Total genomic DNA was extracted from the muscle tissue using 10% Chelex resin (Bio-Rad, Hercules, CA, USA) to compare the molecular data. A portion of the mt-COI gene was amplified using specific primers (Radchenko et al. 2010). A polymerase chain reaction (PCR) was performed in a 30 µL reaction tube containing 3 µL genomic DNA, 5 µL 10× PCR buffer, 4 µL 2.5 mM deoxynucleoside triphosphate, 1 µL of each primer, 0.3 µL Ex-Taq DNA polymerase, and 15.7 µL sterile distilled H₂O, using a thermal cycler (MJ mini PTC-1148, Bio-Rad, USA). The PCR profile consisted of initial denaturation at 95°C for 5 min, followed by 34 cycles of denaturation at 95°C for 1 min, annealing at 50°C, extension at 72°C for 1 min, and a final extension at 72°C for 5 min.
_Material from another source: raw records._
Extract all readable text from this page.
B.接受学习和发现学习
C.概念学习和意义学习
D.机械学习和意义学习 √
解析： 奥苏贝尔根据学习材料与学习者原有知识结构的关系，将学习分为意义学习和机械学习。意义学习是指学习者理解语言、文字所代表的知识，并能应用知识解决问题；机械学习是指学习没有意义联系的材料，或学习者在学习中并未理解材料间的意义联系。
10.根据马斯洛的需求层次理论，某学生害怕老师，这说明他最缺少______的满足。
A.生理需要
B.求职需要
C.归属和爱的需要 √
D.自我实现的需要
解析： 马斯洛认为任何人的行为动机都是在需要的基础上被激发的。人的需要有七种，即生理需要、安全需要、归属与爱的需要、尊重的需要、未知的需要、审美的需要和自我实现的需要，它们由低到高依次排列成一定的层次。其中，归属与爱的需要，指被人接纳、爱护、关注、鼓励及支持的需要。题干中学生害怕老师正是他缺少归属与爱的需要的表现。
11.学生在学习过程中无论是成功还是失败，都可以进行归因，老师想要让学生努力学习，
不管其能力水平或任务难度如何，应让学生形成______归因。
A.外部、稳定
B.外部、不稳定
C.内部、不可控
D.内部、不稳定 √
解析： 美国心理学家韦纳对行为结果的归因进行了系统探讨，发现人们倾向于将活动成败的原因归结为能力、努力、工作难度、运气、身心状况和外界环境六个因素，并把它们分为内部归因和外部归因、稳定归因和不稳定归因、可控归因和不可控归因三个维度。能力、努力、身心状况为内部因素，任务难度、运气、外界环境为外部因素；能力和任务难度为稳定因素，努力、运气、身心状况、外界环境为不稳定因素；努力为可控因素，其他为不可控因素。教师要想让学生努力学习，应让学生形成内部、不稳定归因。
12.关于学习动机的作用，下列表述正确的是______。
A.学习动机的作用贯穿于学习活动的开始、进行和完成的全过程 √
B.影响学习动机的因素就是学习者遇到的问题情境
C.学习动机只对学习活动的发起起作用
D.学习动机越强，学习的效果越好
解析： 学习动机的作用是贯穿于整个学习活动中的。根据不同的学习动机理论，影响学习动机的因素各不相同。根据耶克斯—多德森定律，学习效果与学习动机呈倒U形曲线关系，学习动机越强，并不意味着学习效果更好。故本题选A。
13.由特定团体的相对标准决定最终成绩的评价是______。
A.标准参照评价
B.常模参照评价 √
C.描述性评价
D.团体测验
The PCR products were purified using ExoSAP-IT (United States Biochemical Corporation USA) and sequenced using an ABI PRISM BigDye Terminator v.3.1 Ready Reaction Cycle Sequencing Kit (Applied Biosystems, Inc. USA) using an ABI 3730xl DNA analyzer (Applied Biosystems Inc.). We compared our molecular data with mt-COI DNA sequences from other Pomacentridae fishes (Chromis albicauda Allen et Erdmann, 2009; Chromis analis (Cuvier, 1830); Chromis notata (Temminck et Schlegel, 1843); Chromis fumea (Tanaka, 1917); and Chromis mirationis Tanaka, 1917) and one outgroup (Sillago japonica Temminck et Schlegel, 1843) obtained from GenBank (https://www.ncbi.nlm.nih.gov/nucleotide). The sequences were aligned using ClustalW (Thompson et al. 1994) in BioEdit version 7 (Hall 1999). Genetic divergence was calculated using the Kimura 2-parameter (K2P) model (Kimura 1980) and MEGA 6 (Tamura et al. 2013). Phylogenetic trees were constructed using the neighbor-joining method (Saitou and Nei 1987) in MEGA 6 (Tamura et al. 2013), with confidence assessed based on 10 000 bootstrap replications.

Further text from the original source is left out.